Ketika melangkah masuk ke ruang tamu, aku melirik foto pernikahanku dan istriku, Ivonne. Foto di atas kertas kanvas yang sudah tergantung sepuluh tahun tanpa pernah berubah posisi. Masih tetap berwarna cerah dan tidak berdebu. Selama itu pula kami mengarungi rumah tangga tanpa kemelut sekalipun. Aku bukan tipikal pria nakal, yang suka melirik wanita lain. Bahkan untuk makan siang sekalipun hanya berduaan dengan seorang wanita. Apalagi makan malam. Tetapi sejak pertemuan dengan Nelly, aku tahu aku jatuh cinta. Sosok yang terasa akrab buatku. Aku mencintainya dan aku tak mungkin salah.
“Seseorang yang sangat kamu cintai saat ini adalah istrimu di kehidupan masa lalu. Kalian bertemu untuk menyambung kembali jodoh yang belum sempat selesai di kehidupan masa lalu…”
Aku berbaring di ranjang. Menatap wajah Ivonne yang telah lelap sejak tadi. Aku berbisik kepadanya. Dalam hati.
“Siapakah kamu di kehidupan lamamu? Apakah kamu pernah menyakiti seseorang? Apakah itu Nelly? Nelly di kehidupan sebelumnya? Apakah alam sedang membalasmu karena itu? Maafkan Aku, Iv…”

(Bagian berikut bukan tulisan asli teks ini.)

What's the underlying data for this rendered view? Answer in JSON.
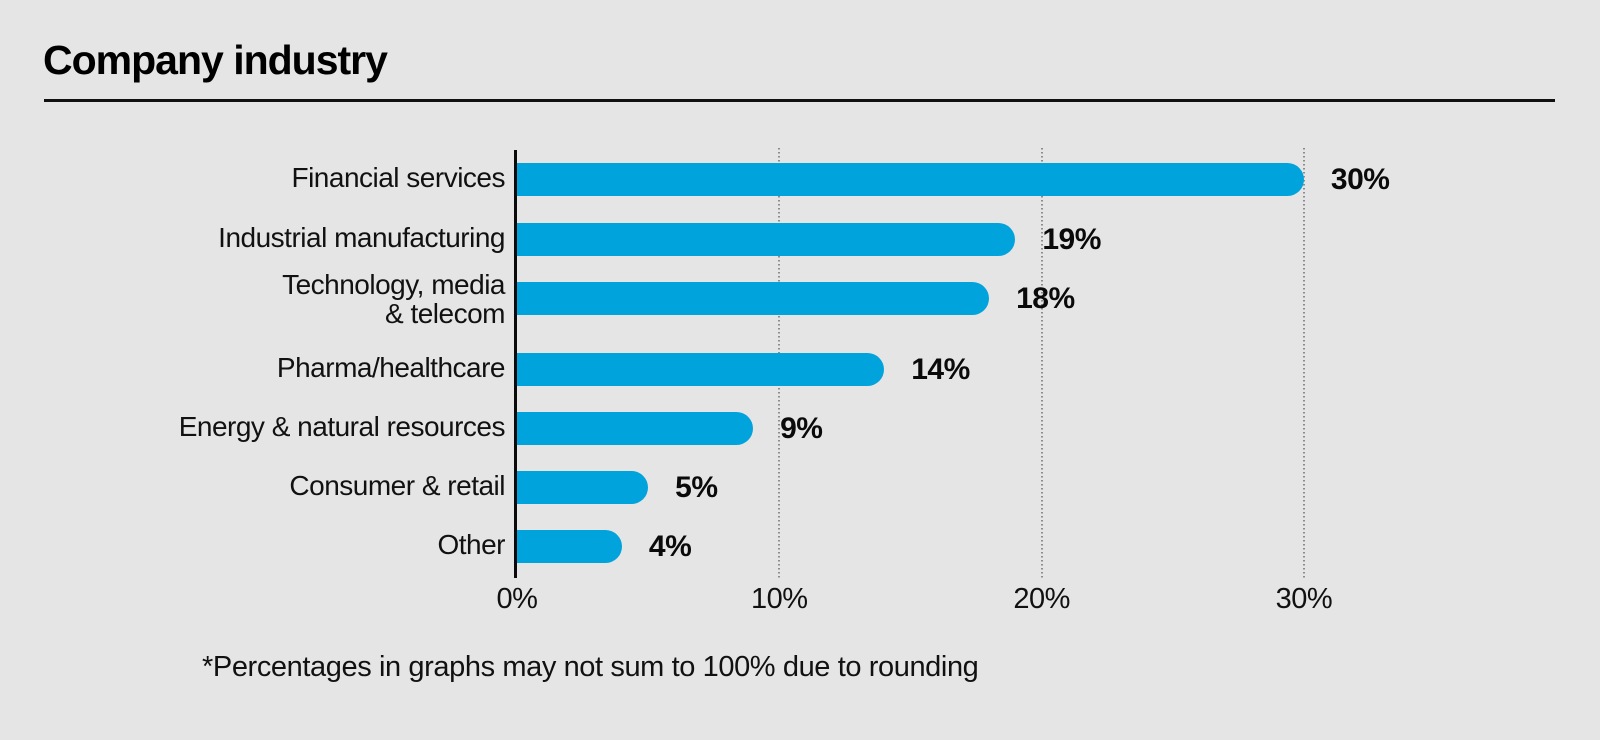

Aku memandang langit-langit kamar. Menggambar kembali wajah Nelly, hanyut tenggelam dalam bola matanya yang berbintang. Aku terpejam. Dan tertidur.
Sementara semesta tengah merancang balasannya untukku nanti, di kehidupanku nanti. Atas cintaku kepada Nelly. Dan atas ciuman kami tadi.